Spuszczone spodnie

Spuszczone spodnie Radio Zachód - Lubuskie

fot.Pixabay

Obserwuję na popularnym portalu społecznościowym wzmożone cmokanie nad piękną przeszłością Zielonej Góry. Na jednym z profilów pojawiają się zdjęcia z PRL’owskiech czasów świetności, a na innym zachwyty nad cesarsko-niemiecką tradycją miasta.
W zasadzie nic nie mam do tego estetycznego pojękiwania. Niech sobie rozmaici sympatyczni ludzie kochają miasto tak jak potrafią i na ile im pozwala intelektualna baza. Patrzenie w swój tożsamościowy pępek ma wszak swoje walory poznawcze i należy temu przyklasnąć.

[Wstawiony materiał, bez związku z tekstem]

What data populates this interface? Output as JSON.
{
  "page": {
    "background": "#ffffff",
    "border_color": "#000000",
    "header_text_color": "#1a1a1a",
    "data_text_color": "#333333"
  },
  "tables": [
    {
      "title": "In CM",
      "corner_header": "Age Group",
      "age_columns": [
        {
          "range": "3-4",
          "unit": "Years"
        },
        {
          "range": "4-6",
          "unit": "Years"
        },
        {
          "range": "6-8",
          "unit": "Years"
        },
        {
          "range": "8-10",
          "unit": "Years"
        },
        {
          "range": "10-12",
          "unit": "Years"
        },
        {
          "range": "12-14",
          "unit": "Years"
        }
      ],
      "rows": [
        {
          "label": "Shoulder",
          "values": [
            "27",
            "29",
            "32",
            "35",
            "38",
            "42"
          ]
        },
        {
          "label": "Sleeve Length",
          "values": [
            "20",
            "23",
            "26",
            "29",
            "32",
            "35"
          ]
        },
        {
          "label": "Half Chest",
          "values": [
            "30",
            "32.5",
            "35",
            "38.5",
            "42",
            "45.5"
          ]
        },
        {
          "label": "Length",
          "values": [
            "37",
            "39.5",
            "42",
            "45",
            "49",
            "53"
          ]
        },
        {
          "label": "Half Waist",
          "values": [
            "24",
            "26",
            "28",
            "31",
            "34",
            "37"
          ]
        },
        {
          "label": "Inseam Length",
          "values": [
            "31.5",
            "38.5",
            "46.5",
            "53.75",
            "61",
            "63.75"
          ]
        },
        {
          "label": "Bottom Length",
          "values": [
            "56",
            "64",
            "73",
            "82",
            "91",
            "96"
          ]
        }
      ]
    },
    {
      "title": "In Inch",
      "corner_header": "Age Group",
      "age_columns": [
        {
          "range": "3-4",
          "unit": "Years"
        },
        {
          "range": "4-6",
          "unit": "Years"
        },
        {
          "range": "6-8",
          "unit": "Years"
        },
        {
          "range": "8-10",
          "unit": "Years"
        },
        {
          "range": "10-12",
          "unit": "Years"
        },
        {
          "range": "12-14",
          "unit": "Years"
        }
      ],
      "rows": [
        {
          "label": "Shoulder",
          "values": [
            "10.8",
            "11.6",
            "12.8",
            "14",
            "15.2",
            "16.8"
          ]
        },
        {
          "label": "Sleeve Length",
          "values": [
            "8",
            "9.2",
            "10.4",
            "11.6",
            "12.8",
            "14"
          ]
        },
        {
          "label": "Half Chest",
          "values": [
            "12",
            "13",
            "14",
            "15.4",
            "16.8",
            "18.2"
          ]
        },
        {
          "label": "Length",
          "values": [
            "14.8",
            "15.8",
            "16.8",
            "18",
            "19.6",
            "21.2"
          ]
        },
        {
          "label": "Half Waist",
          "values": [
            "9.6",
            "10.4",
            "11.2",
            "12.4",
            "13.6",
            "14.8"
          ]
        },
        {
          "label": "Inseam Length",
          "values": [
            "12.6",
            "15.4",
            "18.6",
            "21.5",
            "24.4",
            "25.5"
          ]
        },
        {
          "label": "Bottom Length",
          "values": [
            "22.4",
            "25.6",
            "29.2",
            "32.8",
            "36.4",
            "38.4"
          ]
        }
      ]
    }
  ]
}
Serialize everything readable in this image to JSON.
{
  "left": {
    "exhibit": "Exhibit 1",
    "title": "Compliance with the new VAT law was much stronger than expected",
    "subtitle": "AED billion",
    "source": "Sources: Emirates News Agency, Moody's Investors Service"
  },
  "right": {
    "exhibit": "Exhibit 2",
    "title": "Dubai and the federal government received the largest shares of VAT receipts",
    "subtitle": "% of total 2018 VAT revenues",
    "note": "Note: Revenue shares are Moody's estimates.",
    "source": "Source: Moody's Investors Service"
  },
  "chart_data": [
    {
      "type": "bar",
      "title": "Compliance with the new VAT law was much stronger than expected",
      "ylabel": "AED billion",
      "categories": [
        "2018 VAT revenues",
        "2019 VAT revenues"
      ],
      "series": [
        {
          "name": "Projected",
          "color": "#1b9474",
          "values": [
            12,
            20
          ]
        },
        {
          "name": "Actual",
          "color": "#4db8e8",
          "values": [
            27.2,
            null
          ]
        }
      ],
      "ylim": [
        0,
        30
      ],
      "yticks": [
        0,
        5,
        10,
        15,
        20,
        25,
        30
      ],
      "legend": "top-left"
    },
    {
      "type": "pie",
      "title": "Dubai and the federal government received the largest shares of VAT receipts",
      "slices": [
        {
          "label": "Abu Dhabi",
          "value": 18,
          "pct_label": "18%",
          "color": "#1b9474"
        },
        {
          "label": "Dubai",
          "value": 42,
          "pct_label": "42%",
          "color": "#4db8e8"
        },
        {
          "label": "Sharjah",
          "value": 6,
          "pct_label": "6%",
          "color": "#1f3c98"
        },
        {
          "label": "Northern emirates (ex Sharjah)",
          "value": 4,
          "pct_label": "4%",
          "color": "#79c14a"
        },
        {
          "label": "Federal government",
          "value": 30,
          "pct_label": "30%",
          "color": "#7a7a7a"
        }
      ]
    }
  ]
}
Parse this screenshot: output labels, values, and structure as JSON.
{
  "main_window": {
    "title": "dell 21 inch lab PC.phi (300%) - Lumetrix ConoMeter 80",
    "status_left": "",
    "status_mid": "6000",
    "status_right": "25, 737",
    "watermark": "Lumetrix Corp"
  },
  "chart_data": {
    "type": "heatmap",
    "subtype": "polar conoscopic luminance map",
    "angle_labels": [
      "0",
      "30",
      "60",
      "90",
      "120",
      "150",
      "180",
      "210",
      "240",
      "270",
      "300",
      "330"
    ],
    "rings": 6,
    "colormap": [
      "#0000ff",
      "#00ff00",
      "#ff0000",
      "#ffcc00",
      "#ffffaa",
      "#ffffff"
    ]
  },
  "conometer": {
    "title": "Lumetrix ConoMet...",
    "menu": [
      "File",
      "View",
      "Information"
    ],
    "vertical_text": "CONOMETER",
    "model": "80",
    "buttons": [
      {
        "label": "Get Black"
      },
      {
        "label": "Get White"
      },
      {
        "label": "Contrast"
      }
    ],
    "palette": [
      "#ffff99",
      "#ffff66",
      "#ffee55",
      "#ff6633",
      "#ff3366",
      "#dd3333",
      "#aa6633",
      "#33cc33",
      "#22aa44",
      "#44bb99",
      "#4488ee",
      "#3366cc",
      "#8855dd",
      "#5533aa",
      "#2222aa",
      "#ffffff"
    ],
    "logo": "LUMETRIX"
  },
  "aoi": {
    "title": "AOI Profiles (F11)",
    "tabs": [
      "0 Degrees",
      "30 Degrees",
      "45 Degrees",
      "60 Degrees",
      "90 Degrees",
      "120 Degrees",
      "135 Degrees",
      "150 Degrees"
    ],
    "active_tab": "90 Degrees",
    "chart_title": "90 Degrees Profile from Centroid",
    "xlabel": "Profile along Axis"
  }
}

Mnie przeglądając te profile, wpada do głowy refleksja zgoła nieoczekiwana. A wraz z nią nasuwa się metafora o bieganiu ze opuszczonymi spodniami i głową zwróconą ku tyłowi. Nie mam chęci dokonywać egzegezy sensowności zastosowania owej metafory, bo nie czuje się na siłach, aby to dokonywać. Zeznam jedynie, że metafora opuszczonych spodni, związana jest ze stanem niegotowości do biegania w jakąkolwiek stronę.
Przechodząc tym samym do porządku nad powyższą obrazową metaforą, zadumałem się nad siłą potencjału społecznego przyklejonego tego co było, przy równoległym braku widocznego zainteresowania tego co ma być. Moje osobiste doświadczenie podpowiada mi, że zachwyty nad przeszłością, to typowa cecha zramolenia. W ramach tego procesu pamięta się doskonale ile kosztowała duża bułka i buty u Baty w 1935 roku, a nie pamięta się po co poszło się do kuchni. Starość ma bowiem swoje uroki, a jednym z nich jest niepamiętanie bieżących pierdół.
 
Jako zjawisko socjologiczne może trzeba to poddać wnikliwej analizie, co pozostawiam uczonym z naszego Uniwersytetu. Ponieważ jednak sam kwitnę w swojej starości, to nie mam czasu na czekanie na wyniki tych przyszłych badań. I dlatego, może przedwcześnie i niezbyt naukowo, stwierdzę, że internetowe gremia stare już są, a wspominanie jak to kiedyś bywało, jakim emanują w internecie, są tego przejawem. Ale broń Boże nie chodzi mi o wypominanie komuś lat, ale zauważam zwapniały mental. Dosyć oczywiste odwracanie się do przyszłości zadem.
 
W kwestii przyszłości bowiem nie zauważam aktywności na społecznościowych portalach związanych z miejska tematyką. Czasem ktoś coś wspomni o drobnej i mało wpływającej na rozwój inwestycji. Ale wśród bieżących awantur nie da się dostrzec cienia głębszej refleksji nad tym co dzieje się z miastem w kontekście jego rozwojowych szans cywilizacyjnych. Dyskusja o Emmie, lodowisku (krytym rzecz jasna), a nawet wieży widokowej, nie należą do gatunku patrzenia w przyszłość, choć to bardzo ciekawe.
Słowem zatem, wydaje się mi, że nasze miasto mentalnie się zestarzało. Większość z jego mieszkańców chce jakoś dociągnąć, do spokojnej przystani. Dla jednych będzie ona na Wrocławskiej, dla innych na Zanzibarze. Gorzej z młodymi, ambitnymi, dwudziestoparolatkami, dla których miasto nie ma zbyt wiele do zaoferowania. Uniwersytet jako maszynka do produkcji inteligencji, na miarę naszych możliwości, gwarantuje złudzenie, że w mieście pierwiastek młodości jeszcze nie umarł, ale internet pokazuje, że ci młodzi młodzi opuszczają miasto, a ci starzy młodzi pozostają kultywując nieco wyimaginowane historyczne sentymenty.
 
PS. Z rankingu Fundacji Szumana „Miasta dla młodych” wynika, że wśród 66 miast na prawach powiatu, Zielona Góra zajmuje 42 miejsce, jednocześnie przedostatnie wśród miast wojewódzkich, wyprzedzając jedynie… Gorzów Wielkopolski.